Many years ago, I had a yoga teacher who reproached me for not trying hard enough when I was at a point where just showing up while struggling with the inertia and exhaustion of depression took a lot of effort. If he'd asked I would've told him, but he presumed he fully comprehended what I should be doing and what my capacity was. You cannot learn what you assume you already know, and you cannot teach well if you cannot learn. I never took his class again.
This reminds me of the others who affirm that if you're not focused on their particular cause (or them) You Don't Care when it's actually that you're working your heart out on some other cause (or person or project) That Also Matters. But mostly this is a post about the fact that mostly we don't fully know what's going on with other people (sometimes they don't know themselves) and the assumption it's about you is often wrong. As is, often, any assumption that you know what it's about. The sister of the "presumption of innocence" is "the benefit of the doubt," but the doubt is in your own comprehension, even if the benefit is to others.
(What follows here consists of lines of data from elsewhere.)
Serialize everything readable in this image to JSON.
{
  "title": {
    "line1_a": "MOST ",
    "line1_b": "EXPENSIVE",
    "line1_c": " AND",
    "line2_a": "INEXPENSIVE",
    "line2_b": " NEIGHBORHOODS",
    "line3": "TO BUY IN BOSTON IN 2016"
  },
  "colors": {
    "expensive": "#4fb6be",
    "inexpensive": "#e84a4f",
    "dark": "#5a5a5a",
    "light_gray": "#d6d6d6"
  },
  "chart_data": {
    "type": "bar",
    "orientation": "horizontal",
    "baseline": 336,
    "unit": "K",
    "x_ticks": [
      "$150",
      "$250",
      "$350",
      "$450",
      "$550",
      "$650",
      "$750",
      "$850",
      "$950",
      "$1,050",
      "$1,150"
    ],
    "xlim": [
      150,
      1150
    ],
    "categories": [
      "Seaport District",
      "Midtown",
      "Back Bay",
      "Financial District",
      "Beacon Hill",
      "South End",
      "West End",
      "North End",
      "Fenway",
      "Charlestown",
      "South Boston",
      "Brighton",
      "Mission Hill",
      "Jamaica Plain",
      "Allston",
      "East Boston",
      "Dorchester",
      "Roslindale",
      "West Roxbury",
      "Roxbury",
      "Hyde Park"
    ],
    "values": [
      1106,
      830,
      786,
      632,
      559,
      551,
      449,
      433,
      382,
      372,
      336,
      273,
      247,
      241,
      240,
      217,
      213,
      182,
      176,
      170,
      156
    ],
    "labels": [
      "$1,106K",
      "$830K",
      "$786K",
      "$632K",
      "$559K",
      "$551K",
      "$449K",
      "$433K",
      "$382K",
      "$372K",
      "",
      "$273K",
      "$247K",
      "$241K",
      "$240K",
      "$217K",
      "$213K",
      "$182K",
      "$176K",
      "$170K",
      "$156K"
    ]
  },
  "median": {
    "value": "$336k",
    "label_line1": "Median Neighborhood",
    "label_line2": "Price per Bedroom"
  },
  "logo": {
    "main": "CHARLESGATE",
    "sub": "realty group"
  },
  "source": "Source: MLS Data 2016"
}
Not knowing is one of the hardest things for people to master, it often seems, in an era when people like to jump to conclusions in the opposite of a leap of faith. We fill in not-knowing with all kinds of assumptions, assertions, projections, because not knowing is about confronting the essentially mysterious nature of life and consciousness, about the fact that we have to navigate by guesswork, prepare to be wrong, and at best be open to discovery. Even if you ask someone how they are, there may be reasons why they can't or won't give a full answer.
We walk in fog; we walk on a twisting path through an intricate landscape and cannot see what is ahead; we walk through forests in which we cannot see past the first few stands of trees but know that life is going on there. We don't fully know who we ourselves are, who others are, what's going to happen, what else is happening, how something will play out. And if you're already stuffed full of assumptions there's no room for discovery. Not knowing is the openness and spaciousness that can reside in mystery or invite in understanding.
p.s. A related thing is when people make assumptions about your family member, partner/ lover/spouse, boss, coworker/ collaborator, or other figure based on comparatively casual acquaintance. Or someone of high status who assumes that the person who treats them well treats everyone well, when they have a different face if you're very young or old or female or poor or nonwhite or non-English-speaking or disabled. (We see this so much around sexual abuse.) You don't know how someone is in different circumstances, and often someone who is good at friendship can be terrible at partnership; someone who is fun in public has terrible anxiety or terrible rage in private, and so forth.
The less you assume the more you can know. Knowing you don't is a huge gift to everyone, yourself included.